Horvath and colleagues conducted the study in mice that received ghrelin supplementation and in mice that were deficient in ghrelin hormone and in the ghrelin receptor. When compared to controls, mice with impaired ghrelin action in the brain had more loss of dopamine. Horvath said the results could be easily translated to human use because the ghrelin system is preserved through various species.

Ghrelin was previously associated with the release of growth hormones, appetite, learning, memory, and with the reward circuitry of the brain that regulates food cravings. Recent human studies show that body mass index, stored fat and diabetes are linked to Parkinson's disease. Past research also shows that obesity is a risk factor for neurodegeneration in mice.

In future work, Horvath and his team will try to determine ghrelin levels in both healthy individuals and Parkinson's patients. He will also determine whether altered ghrelin levels might be a biomarker of disease development and vulnerability.

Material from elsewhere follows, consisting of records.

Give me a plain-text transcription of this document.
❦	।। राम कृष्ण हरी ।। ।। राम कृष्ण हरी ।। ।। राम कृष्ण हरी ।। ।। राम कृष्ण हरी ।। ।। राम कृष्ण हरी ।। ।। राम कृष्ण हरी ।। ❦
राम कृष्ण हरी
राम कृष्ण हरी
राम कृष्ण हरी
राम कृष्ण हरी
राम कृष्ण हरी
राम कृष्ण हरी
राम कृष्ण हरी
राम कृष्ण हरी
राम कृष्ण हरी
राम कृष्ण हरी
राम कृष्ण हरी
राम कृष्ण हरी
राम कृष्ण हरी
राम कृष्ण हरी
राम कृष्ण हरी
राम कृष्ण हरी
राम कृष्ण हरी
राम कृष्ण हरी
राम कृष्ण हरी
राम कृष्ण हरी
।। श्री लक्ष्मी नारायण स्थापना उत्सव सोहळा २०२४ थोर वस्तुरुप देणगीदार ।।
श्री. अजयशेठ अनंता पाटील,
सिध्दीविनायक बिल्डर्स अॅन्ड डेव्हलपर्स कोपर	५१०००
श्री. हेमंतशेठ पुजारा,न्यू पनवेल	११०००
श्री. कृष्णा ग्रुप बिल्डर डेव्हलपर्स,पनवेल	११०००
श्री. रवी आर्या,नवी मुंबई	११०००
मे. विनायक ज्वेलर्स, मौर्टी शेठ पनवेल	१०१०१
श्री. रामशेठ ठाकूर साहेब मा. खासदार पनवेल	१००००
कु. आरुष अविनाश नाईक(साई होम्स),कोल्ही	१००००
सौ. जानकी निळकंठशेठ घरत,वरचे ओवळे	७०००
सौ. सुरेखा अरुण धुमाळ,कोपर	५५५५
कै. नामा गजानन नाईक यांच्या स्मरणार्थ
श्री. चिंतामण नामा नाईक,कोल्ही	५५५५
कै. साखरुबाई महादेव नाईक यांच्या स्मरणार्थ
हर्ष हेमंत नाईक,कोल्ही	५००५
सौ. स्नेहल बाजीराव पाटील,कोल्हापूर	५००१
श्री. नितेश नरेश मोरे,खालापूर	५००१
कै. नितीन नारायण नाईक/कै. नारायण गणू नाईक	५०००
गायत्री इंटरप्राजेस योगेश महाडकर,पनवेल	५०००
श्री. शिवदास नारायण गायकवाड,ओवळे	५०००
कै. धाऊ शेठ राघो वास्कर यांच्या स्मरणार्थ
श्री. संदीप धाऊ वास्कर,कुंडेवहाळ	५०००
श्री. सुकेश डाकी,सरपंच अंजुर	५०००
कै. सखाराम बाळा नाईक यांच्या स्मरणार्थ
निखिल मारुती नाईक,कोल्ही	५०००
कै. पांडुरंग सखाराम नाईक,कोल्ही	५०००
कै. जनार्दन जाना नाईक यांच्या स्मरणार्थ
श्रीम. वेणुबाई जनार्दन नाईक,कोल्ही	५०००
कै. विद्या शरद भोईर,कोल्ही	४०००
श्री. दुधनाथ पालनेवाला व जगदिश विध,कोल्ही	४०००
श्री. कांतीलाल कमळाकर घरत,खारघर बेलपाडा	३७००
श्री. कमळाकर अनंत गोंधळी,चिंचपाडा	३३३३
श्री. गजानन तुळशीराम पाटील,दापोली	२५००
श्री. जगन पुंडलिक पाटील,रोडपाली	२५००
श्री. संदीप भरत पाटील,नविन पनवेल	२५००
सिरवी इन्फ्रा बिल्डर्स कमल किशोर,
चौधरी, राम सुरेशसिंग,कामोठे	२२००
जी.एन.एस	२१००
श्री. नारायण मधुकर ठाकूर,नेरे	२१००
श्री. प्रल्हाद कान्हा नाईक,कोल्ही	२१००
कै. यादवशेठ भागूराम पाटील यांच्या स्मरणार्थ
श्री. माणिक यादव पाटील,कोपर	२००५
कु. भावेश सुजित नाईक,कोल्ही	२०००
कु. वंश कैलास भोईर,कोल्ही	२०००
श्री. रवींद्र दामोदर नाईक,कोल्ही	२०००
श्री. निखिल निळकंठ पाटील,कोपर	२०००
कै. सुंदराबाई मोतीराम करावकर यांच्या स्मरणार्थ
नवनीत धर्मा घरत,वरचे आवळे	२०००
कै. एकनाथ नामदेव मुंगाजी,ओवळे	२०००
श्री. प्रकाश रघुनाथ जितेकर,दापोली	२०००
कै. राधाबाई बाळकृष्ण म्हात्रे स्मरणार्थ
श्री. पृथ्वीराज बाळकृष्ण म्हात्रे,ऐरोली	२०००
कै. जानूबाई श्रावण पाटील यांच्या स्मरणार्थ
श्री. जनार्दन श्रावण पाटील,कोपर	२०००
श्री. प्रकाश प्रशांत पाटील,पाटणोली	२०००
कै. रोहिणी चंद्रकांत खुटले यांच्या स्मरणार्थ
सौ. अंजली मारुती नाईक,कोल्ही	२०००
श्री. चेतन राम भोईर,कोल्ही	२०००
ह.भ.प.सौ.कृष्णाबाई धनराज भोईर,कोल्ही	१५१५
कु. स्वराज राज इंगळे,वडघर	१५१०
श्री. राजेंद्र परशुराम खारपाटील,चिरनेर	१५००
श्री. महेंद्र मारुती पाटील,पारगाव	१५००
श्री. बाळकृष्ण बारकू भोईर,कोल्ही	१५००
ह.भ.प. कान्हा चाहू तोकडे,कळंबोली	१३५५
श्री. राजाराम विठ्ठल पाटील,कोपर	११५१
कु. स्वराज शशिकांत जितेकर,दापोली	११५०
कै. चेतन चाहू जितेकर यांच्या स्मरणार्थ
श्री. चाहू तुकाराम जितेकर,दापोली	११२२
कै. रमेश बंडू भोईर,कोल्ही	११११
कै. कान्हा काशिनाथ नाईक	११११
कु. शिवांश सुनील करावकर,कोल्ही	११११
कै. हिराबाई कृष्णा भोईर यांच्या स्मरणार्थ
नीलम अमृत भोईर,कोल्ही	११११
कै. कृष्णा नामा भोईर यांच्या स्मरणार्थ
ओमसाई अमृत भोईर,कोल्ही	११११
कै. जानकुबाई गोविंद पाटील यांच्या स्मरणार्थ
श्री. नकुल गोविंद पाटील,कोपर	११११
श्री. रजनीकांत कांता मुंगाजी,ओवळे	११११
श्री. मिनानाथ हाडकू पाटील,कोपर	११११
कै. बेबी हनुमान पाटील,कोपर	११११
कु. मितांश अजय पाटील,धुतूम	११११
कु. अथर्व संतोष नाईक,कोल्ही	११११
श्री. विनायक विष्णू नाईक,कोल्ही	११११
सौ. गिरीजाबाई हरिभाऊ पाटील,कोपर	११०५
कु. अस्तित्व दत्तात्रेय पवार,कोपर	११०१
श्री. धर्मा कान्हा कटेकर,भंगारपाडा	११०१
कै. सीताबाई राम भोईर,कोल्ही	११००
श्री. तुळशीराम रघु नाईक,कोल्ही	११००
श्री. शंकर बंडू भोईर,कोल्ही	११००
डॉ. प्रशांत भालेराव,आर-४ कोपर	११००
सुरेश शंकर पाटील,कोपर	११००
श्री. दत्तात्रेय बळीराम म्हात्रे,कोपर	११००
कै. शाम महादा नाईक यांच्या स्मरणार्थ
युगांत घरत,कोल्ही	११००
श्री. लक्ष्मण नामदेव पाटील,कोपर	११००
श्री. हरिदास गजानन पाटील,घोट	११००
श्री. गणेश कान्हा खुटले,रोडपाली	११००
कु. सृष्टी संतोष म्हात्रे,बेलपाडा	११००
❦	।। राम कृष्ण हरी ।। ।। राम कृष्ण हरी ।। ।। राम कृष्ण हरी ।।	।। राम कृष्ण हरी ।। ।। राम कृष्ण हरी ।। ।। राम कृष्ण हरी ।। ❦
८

The study was supported by the Michael J. Fox Foundation for Parkinson's Research.

Study Information

Zane B. Andrews, Derek Erion, Rudolph Beiler, Zhong-Wu Liu, Alfonso Abizaid, Jeffrey Zigman, John D. Elsworth, Joseph M. Savitt, Richard DiMarchi, Matthias Tschöp, Robert H. Roth, Xiao-Bing Gao, and Tamas L. Horvath
Ghrelin Promotes and Protects Nigrostriatal Dopamine Function via a UCP2-Dependent Mitochondrial Mechanism
The Journal of Neuroscience
2009 November
Yale University School of Medicine, New Haven, Connecticut 06520.